Adversaries may attempt to access detailed information about the password policy used within an enterprise network. Password policies for networks are a way to enforce complex passwords that are difficult to guess or crack through Brute Force. This would help the adversary to create a list of common passwords and launch dictionary and/or brute force attacks which adheres to the policy (e.g. if the minimum password length should be 8, then not trying passwords such as 'pass123'; not checking for more than 3-4 passwords per account if the lockout is set to 6 as to not lock out accounts).

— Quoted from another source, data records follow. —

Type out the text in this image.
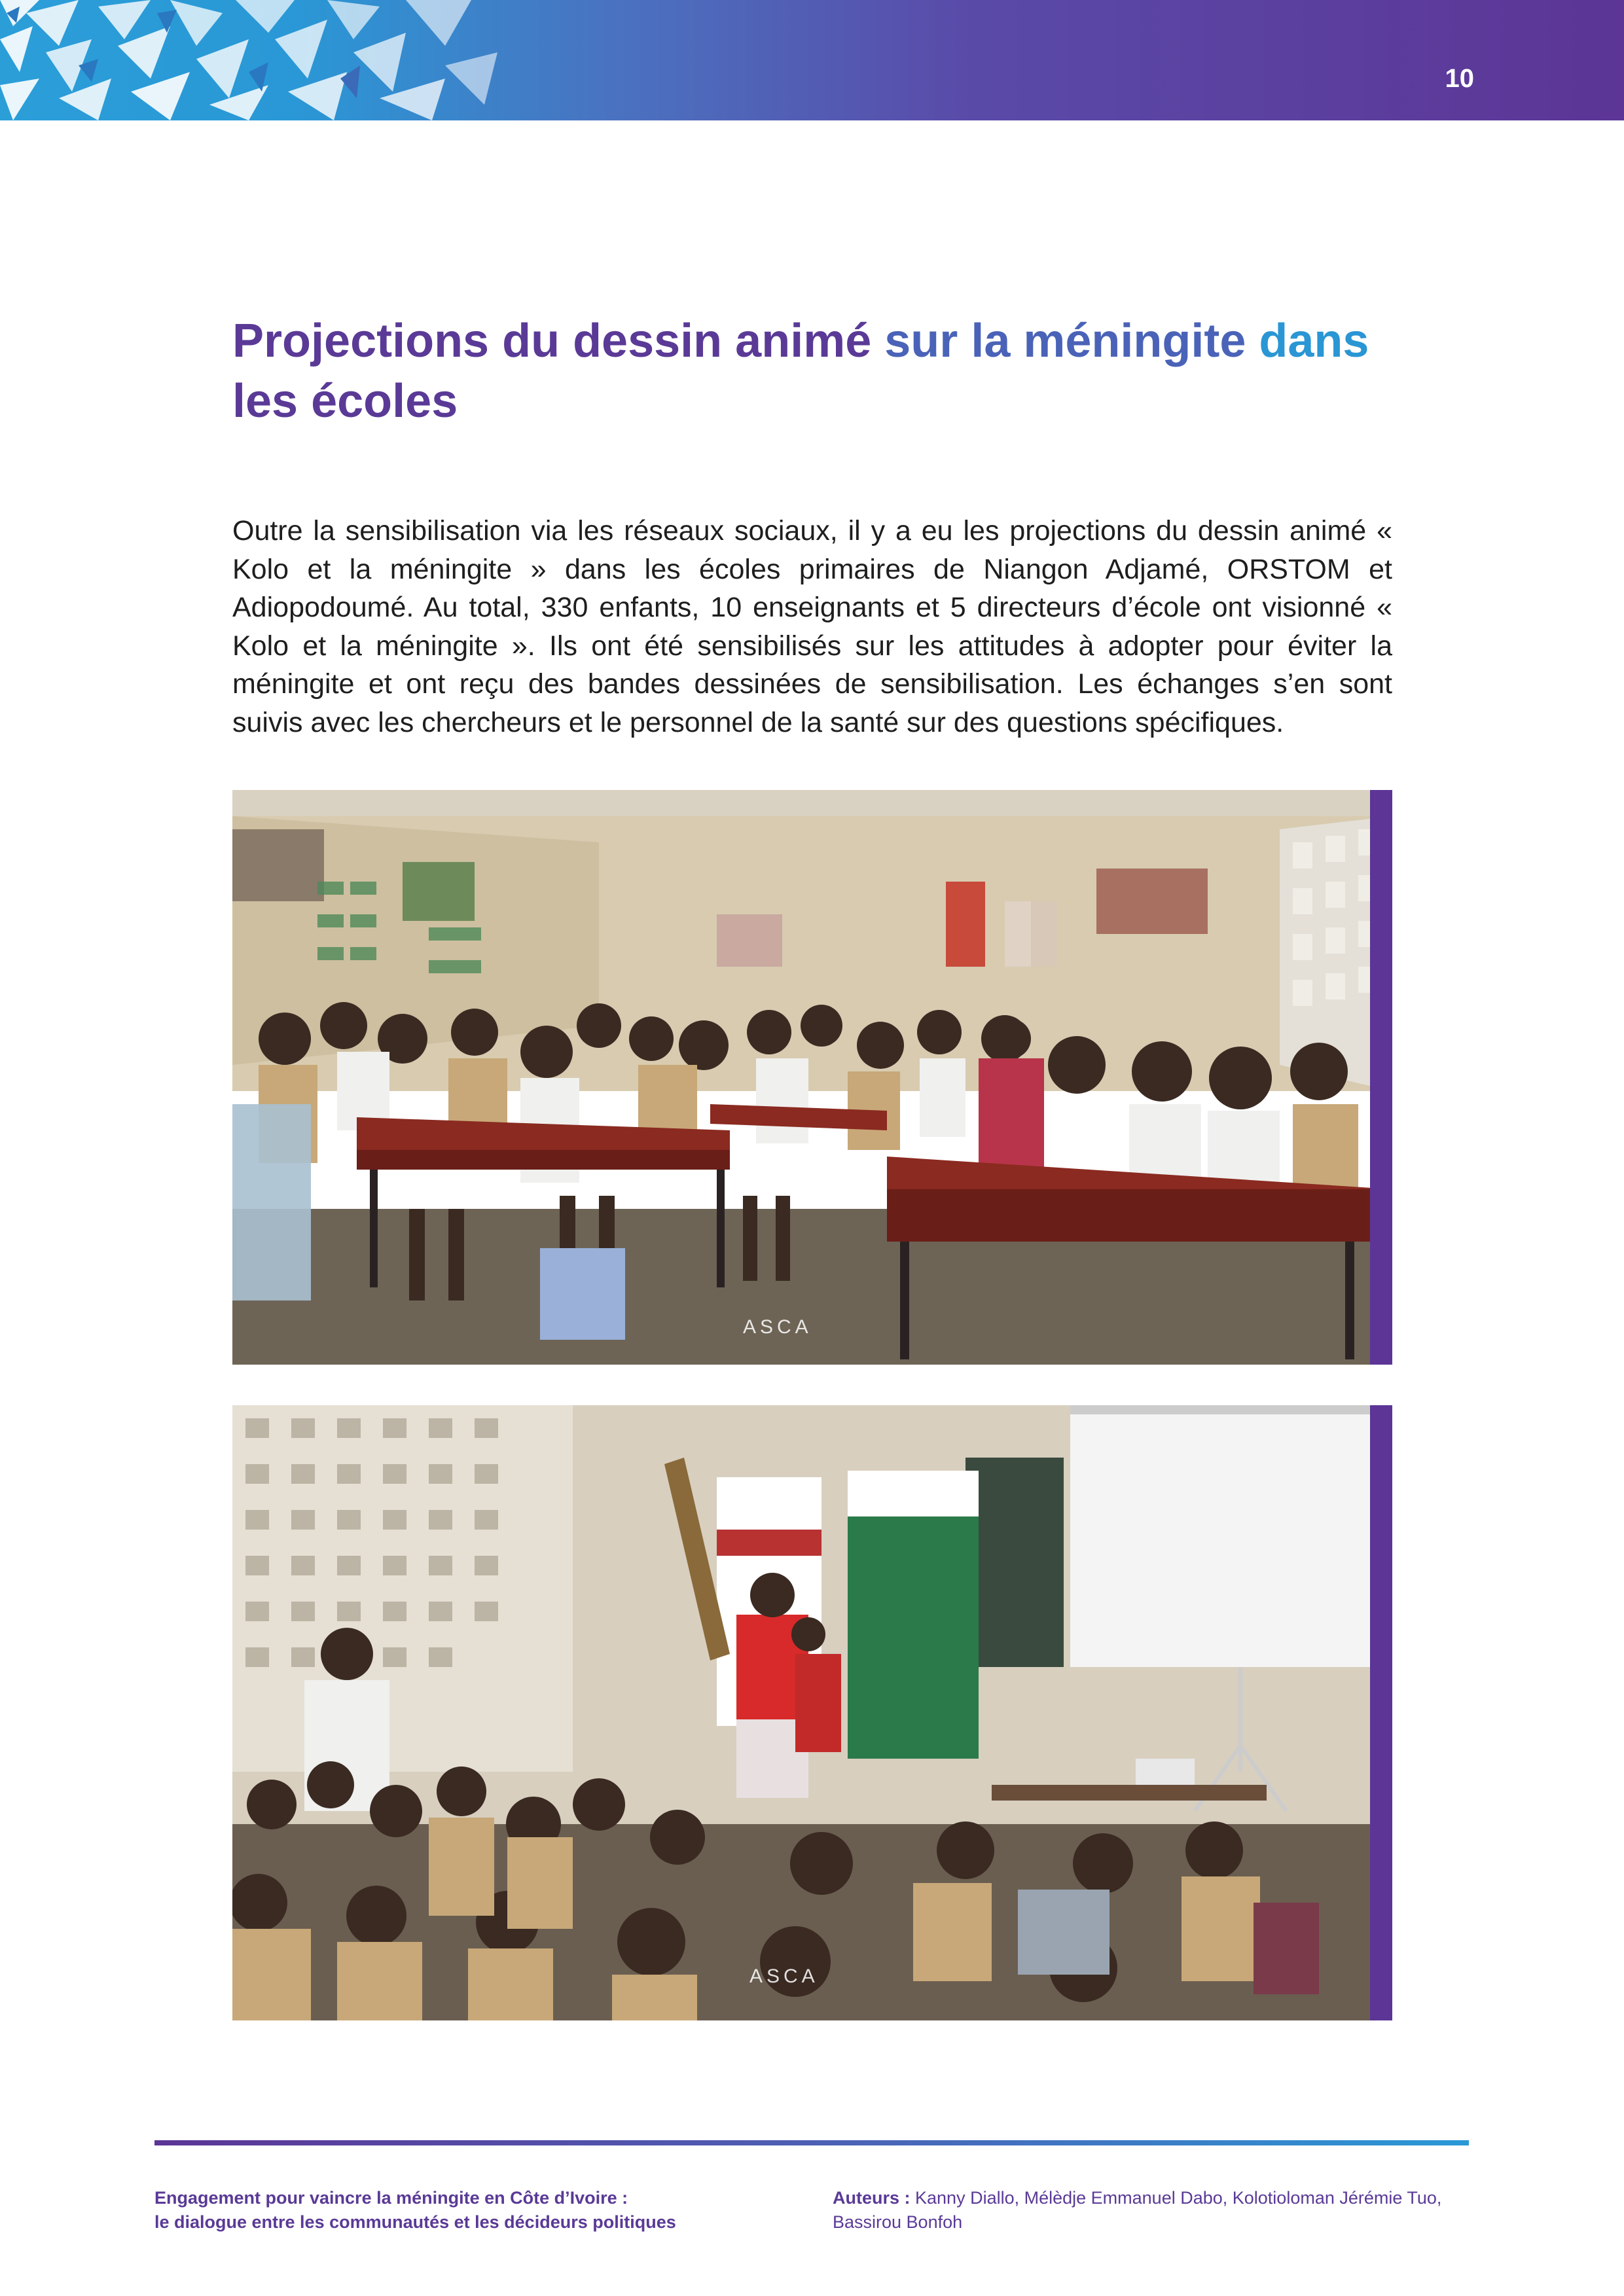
10
Projections du dessin animé sur la méningite dans
les écoles

Outre la sensibilisation via les réseaux sociaux, il y a eu les projections du dessin animé « Kolo et la méningite » dans les écoles primaires de Niangon Adjamé, ORSTOM et Adiopodoumé. Au total, 330 enfants, 10 enseignants et 5 directeurs d’école ont visionné « Kolo et la méningite ». Ils ont été sensibilisés sur les attitudes à adopter pour éviter la méningite et ont reçu des bandes dessinées de sensibilisation. Les échanges s’en sont suivis avec les chercheurs et le personnel de la santé sur des questions spécifiques.

ASCA
ASCA
Engagement pour vaincre la méningite en Côte d’Ivoire :
le dialogue entre les communautés et les décideurs politiques
Auteurs : Kanny Diallo, Mélèdje Emmanuel Dabo, Kolotioloman Jérémie Tuo, Bassirou Bonfoh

Password policies can be set and discovered on Windows, Linux, and macOS systems via various command shell utilities such as net accounts (/domain), chage -l , cat /etc/pam.d/common-password, and pwpolicy getaccountpolicies.[1] [2]

ID: T1201
Sub-techniques:  No sub-techniques
Tactic: Discovery
Platforms: Linux, Windows, macOS
Permissions Required: User
Data Sources: Process command-line parameters, Process monitoring
Contributors: Sudhanshu Chauhan, @Sudhanshu_C
Version: 1.1
Created: 18 April 2018
Last Modified: 26 March 2020

Procedure Examples

Name Description
Kwampirs

Kwampirs collects password policy information with the command net accounts.[6]

Net

The net accounts and net accounts /domain commands with Net can be used to obtain password policy information.[4]

OilRig

OilRig has used net.exe in a script with net accounts /domain to find the password policy of a domain.[7]

PoshC2

PoshC2 can use Get-PassPol to enumerate the domain password policy.[5]

Turla

Turla has used net accounts and net accounts /domain to acquire password policy information.[8]

Mitigations

Mitigation Description
Password Policies

Ensure only valid password filters are registered. Filter DLLs must be present in Windows installation directory (C:\Windows\System32\ by default) of a domain controller and/or local computer with a corresponding entry in HKEY_LOCAL_MACHINE\SYSTEM\CurrentControlSet\Control\Lsa\Notification Packages. [3]

Detection

Monitor processes for tools and command line arguments that may indicate they're being used for password policy discovery. Correlate that activity with other suspicious activity from the originating system to reduce potential false positives from valid user or administrator activity. Adversaries will likely attempt to find the password policy early in an operation and the activity is likely to happen with other Discovery activity.